Um dos resultados mais significativos foi o lançamento do Pacto Birregional sobre o Cuidado. Trata-se de uma declaração que, embora não vinculante, possui um potencial substancial para enfrentar —utilizando a terminologia amplamente empregada pelas Nações Unidas— um dos principais nós estruturais da desigualdade de gênero em nível global. Nesse sentido, vale destacar que o documento que estabelece o Pacto birregional foi endossado por unanimidade pelos 27 Estados-membros da UE e por 16 dos 33 países da América Latina e do Caribe (ALC) —Colômbia, Barbados, Belize, Brasil, Chile, Costa Rica, República Dominicana, Equador, El Salvador, Granada, Guatemala, Honduras, México, Paraguai, Trinidad e Tobago e Uruguai—, que se comprometeram explicitamente a aprofundar sua parceria sobre cuidado por meio de uma série de princípios acordados.
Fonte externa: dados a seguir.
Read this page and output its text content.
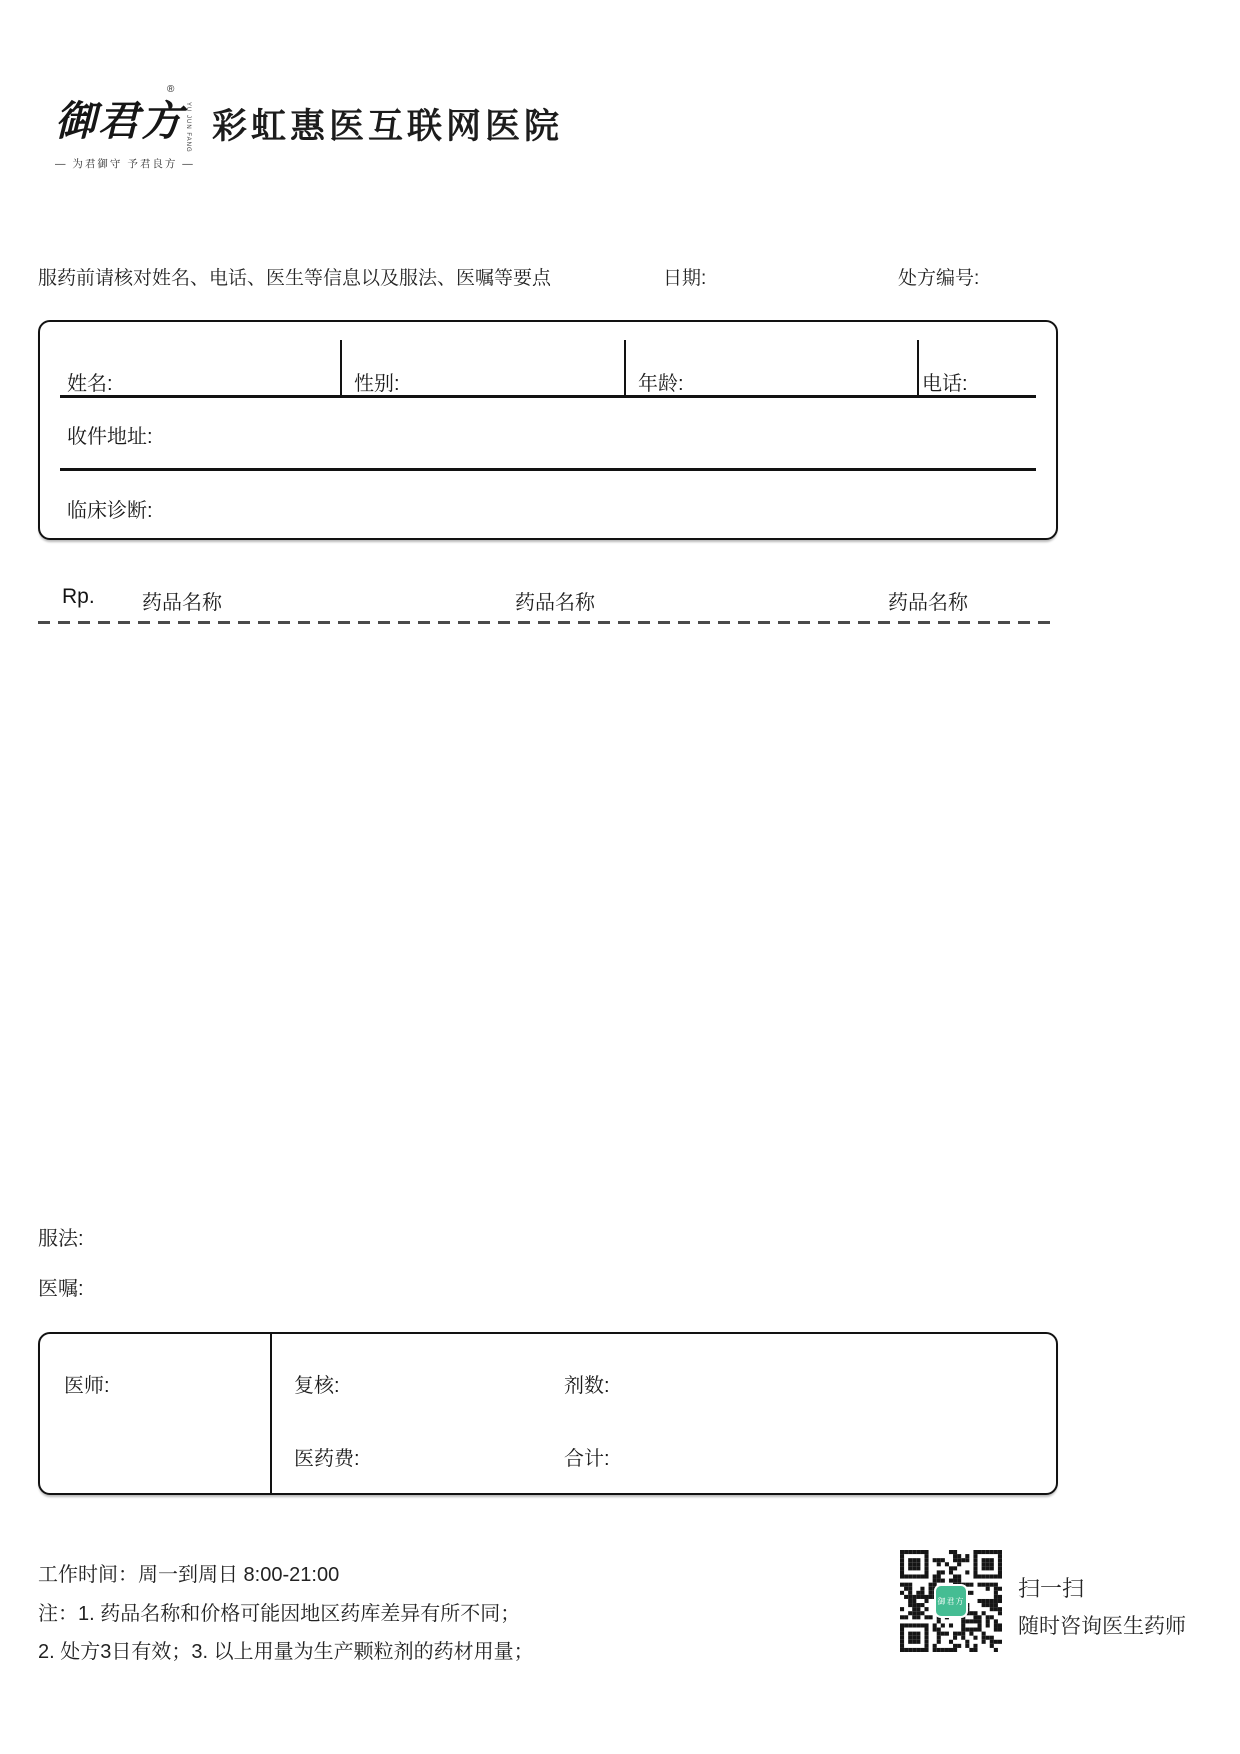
御君方
®
YU JUN FANG
— 为君御守 予君良方 —
彩虹惠医互联网医院
服药前请核对姓名、电话、医生等信息以及服法、医嘱等要点	日期:	处方编号:
姓名:	性别:	年龄:	电话:
收件地址:
临床诊断:
Rp. 药品名称	药品名称	药品名称
服法:
医嘱:
医师:	复核:	剂数:
医药费:	合计:
工作时间：周一到周日 8:00-21:00
注：1. 药品名称和价格可能因地区药库差异有所不同；
2. 处方3日有效；3. 以上用量为生产颗粒剂的药材用量；
御君方 扫一扫
随时咨询医生药师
Observando a história recente, embora o trabalho birregional tenha mantido certas continuidades durante os oito anos de hiato entre as cúpulas de 2015 e 2023, a realização de um novo encontro em Bruxelas não havia sido suficiente para formalizar este pacto —promovido por uma constelação de atores em ambas as regiões—. Nesse ponto, é importante ressaltar o papel crucial das organizações da sociedade civil no espaço birregional, cujo trabalho garantiu que o documento mantivesse seu impulso. Nessa linha, as contribuições dos movimentos feministas, das organizações internacionais e da academia são particularmente fundamentais, pois há muito impulsionam, problematizam e tornam visível a relevância inegável do cuidado para a sustentabilidade da vida.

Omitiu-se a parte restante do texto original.